More often, according to the herpetologist, it is humans who feed on animals, and not the other way around.

“Successful predation on humans was much rarer, being much more common to see cases of giant snakes that fed on prey also eaten by humans and, more often, humans hunting the snakes to either feed on them, or use the leather,” he explains.

It is not known for sure what happened in the accident with the victim in Indonesia, whether she was attacked by the snake or whether she was in the “wrong place at the wrong time” — the most likely hypothesis, according to Greene.

“Like most vipers [serpentes venenosas]boa constrictors and pythons look for good places to ambush their prey, using their chemosensory organs [glândulas especiais nas escamas labiais que captam luz infravermelha]. Sometimes, in the search for food, they find prey. [que podem ser humanas] and then they kill and eat,” he says.
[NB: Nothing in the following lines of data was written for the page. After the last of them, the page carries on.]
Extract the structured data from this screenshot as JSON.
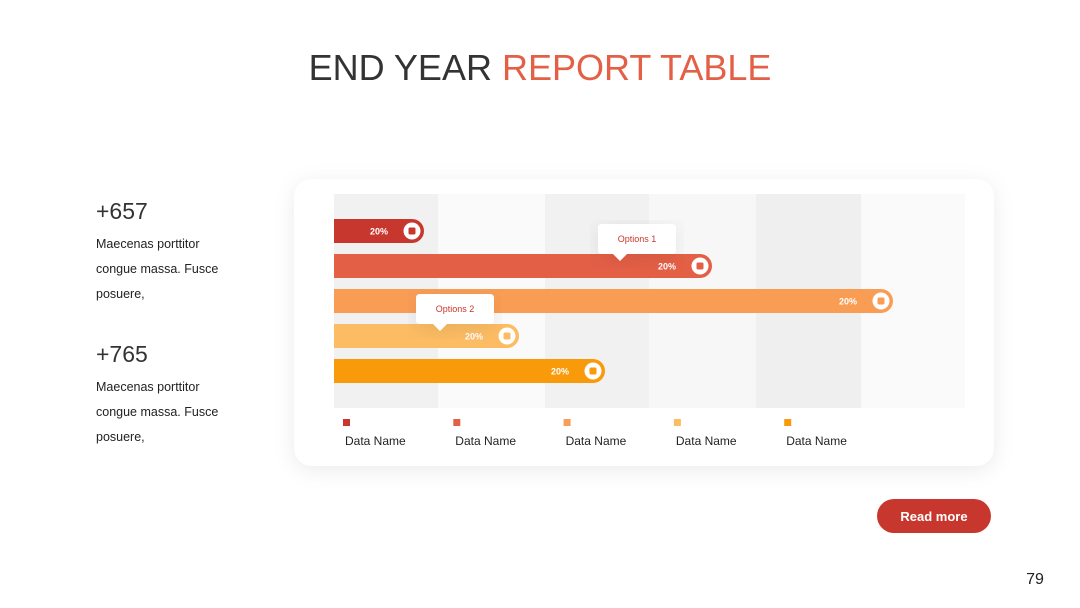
{
  "title": {
    "part1": "END YEAR",
    "part2": "REPORT TABLE"
  },
  "stats": [
    {
      "value": "+657",
      "text": "Maecenas porttitor congue massa. Fusce posuere,"
    },
    {
      "value": "+765",
      "text": "Maecenas porttitor congue massa. Fusce posuere,"
    }
  ],
  "chart": {
    "bars": [
      {
        "label": "20%",
        "color": "#c8372d"
      },
      {
        "label": "20%",
        "color": "#e35f45"
      },
      {
        "label": "20%",
        "color": "#f99d55"
      },
      {
        "label": "20%",
        "color": "#fcbc63"
      },
      {
        "label": "20%",
        "color": "#f99a0b"
      }
    ],
    "callouts": [
      "Options 1",
      "Options 2"
    ],
    "legend": [
      "Data Name",
      "Data Name",
      "Data Name",
      "Data Name",
      "Data Name"
    ]
  },
  "button": "Read more",
  "page_number": "79"
}
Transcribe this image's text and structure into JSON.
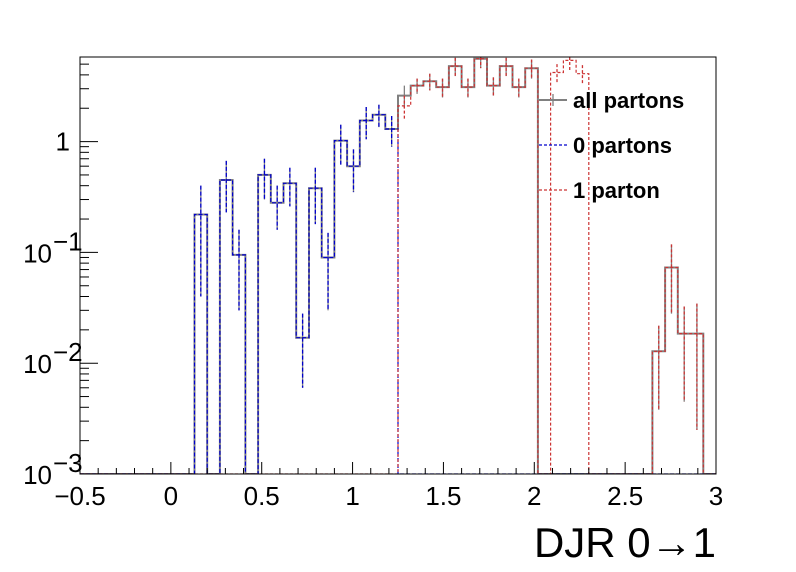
{
  "chart_data": {
    "type": "histogram",
    "xlabel": "DJR 0→1",
    "xlim": [
      -0.5,
      3.0
    ],
    "ylim": [
      0.001,
      5.8
    ],
    "ylog": true,
    "legend_position": "top-right",
    "x_ticks": [
      "−0.5",
      "0",
      "0.5",
      "1",
      "1.5",
      "2",
      "2.5",
      "3"
    ],
    "x_tick_values": [
      -0.5,
      0,
      0.5,
      1,
      1.5,
      2,
      2.5,
      3
    ],
    "y_ticks": [
      {
        "base": "1",
        "exp": "",
        "value": 1
      },
      {
        "base": "10",
        "exp": "−1",
        "value": 0.1
      },
      {
        "base": "10",
        "exp": "−2",
        "value": 0.01
      },
      {
        "base": "10",
        "exp": "−3",
        "value": 0.001
      }
    ],
    "bin_edges": [
      -0.5,
      -0.43,
      -0.36,
      -0.29,
      -0.22,
      -0.15,
      -0.08,
      -0.01,
      0.06,
      0.13,
      0.2,
      0.27,
      0.34,
      0.41,
      0.48,
      0.55,
      0.62,
      0.69,
      0.76,
      0.83,
      0.9,
      0.97,
      1.04,
      1.11,
      1.18,
      1.25,
      1.32,
      1.39,
      1.46,
      1.53,
      1.6,
      1.67,
      1.74,
      1.81,
      1.88,
      1.95,
      2.02,
      2.09,
      2.16,
      2.23,
      2.3,
      2.37,
      2.44,
      2.51,
      2.58,
      2.65,
      2.72,
      2.79,
      2.86,
      2.93,
      3.0
    ],
    "series": [
      {
        "name": "all partons",
        "color": "#808080",
        "style": "solid",
        "values": [
          0,
          0,
          0,
          0,
          0,
          0,
          0,
          0,
          0,
          0.22,
          0,
          0.45,
          0.095,
          0,
          0.5,
          0.28,
          0.42,
          0.017,
          0.38,
          0.09,
          1.02,
          0.6,
          1.55,
          1.75,
          1.3,
          2.6,
          3.2,
          3.5,
          3.1,
          4.8,
          3.1,
          5.6,
          3.2,
          4.8,
          3.1,
          4.6,
          0,
          0,
          0,
          0,
          0,
          0,
          0,
          0,
          0,
          0.0128,
          0.073,
          0.0185,
          0.0185,
          0
        ],
        "errors": [
          0,
          0,
          0,
          0,
          0,
          0,
          0,
          0,
          0,
          0.18,
          0,
          0.22,
          0.065,
          0,
          0.2,
          0.12,
          0.16,
          0.011,
          0.2,
          0.06,
          0.4,
          0.25,
          0.5,
          0.4,
          0.4,
          0.6,
          0.5,
          0.6,
          0.6,
          0.9,
          0.6,
          1.0,
          0.6,
          0.9,
          0.6,
          0.9,
          0,
          0,
          0,
          0,
          0,
          0,
          0,
          0,
          0,
          0.009,
          0.045,
          0.014,
          0.016,
          0
        ]
      },
      {
        "name": "0 partons",
        "color": "#0000cc",
        "style": "dashed",
        "values": [
          0,
          0,
          0,
          0,
          0,
          0,
          0,
          0,
          0,
          0.22,
          0,
          0.45,
          0.095,
          0,
          0.5,
          0.28,
          0.42,
          0.017,
          0.38,
          0.09,
          1.02,
          0.6,
          1.55,
          1.75,
          1.3,
          0.0007,
          0,
          0,
          0,
          0,
          0,
          0,
          0,
          0,
          0,
          0,
          0,
          0,
          0,
          0,
          0,
          0,
          0,
          0,
          0,
          0,
          0,
          0,
          0,
          0
        ],
        "errors": [
          0,
          0,
          0,
          0,
          0,
          0,
          0,
          0,
          0,
          0.18,
          0,
          0.22,
          0.065,
          0,
          0.2,
          0.12,
          0.16,
          0.011,
          0.2,
          0.06,
          0.4,
          0.25,
          0.5,
          0.4,
          0.4,
          0,
          0,
          0,
          0,
          0,
          0,
          0,
          0,
          0,
          0,
          0,
          0,
          0,
          0,
          0,
          0,
          0,
          0,
          0,
          0,
          0,
          0,
          0,
          0,
          0
        ]
      },
      {
        "name": "1 parton",
        "color": "#cc3333",
        "style": "dashed",
        "values": [
          0,
          0,
          0,
          0,
          0,
          0,
          0,
          0,
          0,
          0,
          0,
          0,
          0,
          0,
          0,
          0,
          0,
          0,
          0,
          0,
          0,
          0,
          0,
          0,
          0.0007,
          2.1,
          3.2,
          3.5,
          3.1,
          4.8,
          3.1,
          5.6,
          3.2,
          4.8,
          3.1,
          4.6,
          0,
          4.2,
          5.4,
          4.1,
          0,
          0,
          0,
          0,
          0,
          0.0128,
          0.073,
          0.0185,
          0.0185,
          0
        ],
        "errors": [
          0,
          0,
          0,
          0,
          0,
          0,
          0,
          0,
          0,
          0,
          0,
          0,
          0,
          0,
          0,
          0,
          0,
          0,
          0,
          0,
          0,
          0,
          0,
          0,
          0,
          0.5,
          0.5,
          0.6,
          0.6,
          0.9,
          0.6,
          1.0,
          0.6,
          0.9,
          0.6,
          0.9,
          0,
          0.8,
          1.0,
          0.8,
          0,
          0,
          0,
          0,
          0,
          0.009,
          0.045,
          0.014,
          0.016,
          0
        ]
      }
    ]
  }
}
For Greene, it is also possible that many giant snakes in the past fed on great apes, including hominids that are now extinct, but this was rare. “It was more a question of opportunity to meet,” he says.

As the ancient populations that inhabited the islands of the Pacific did not generally exceed 1.5 m in height and around 40 kg, it would not be difficult for these animals to feed on humans.

Buononato also reinforces that the disclosure of these extremely rare cases in an alarmist way can harm the preservation of animals. “Brazil is a huge country, with a large forested area and several places where anacondas and boa constrictors are found. If there were a high frequency of these attacks, there would be many official records, but no one ever manages to present evidence of a death by anacondas. a tendency to always give more emphasis to what is negative”, he says.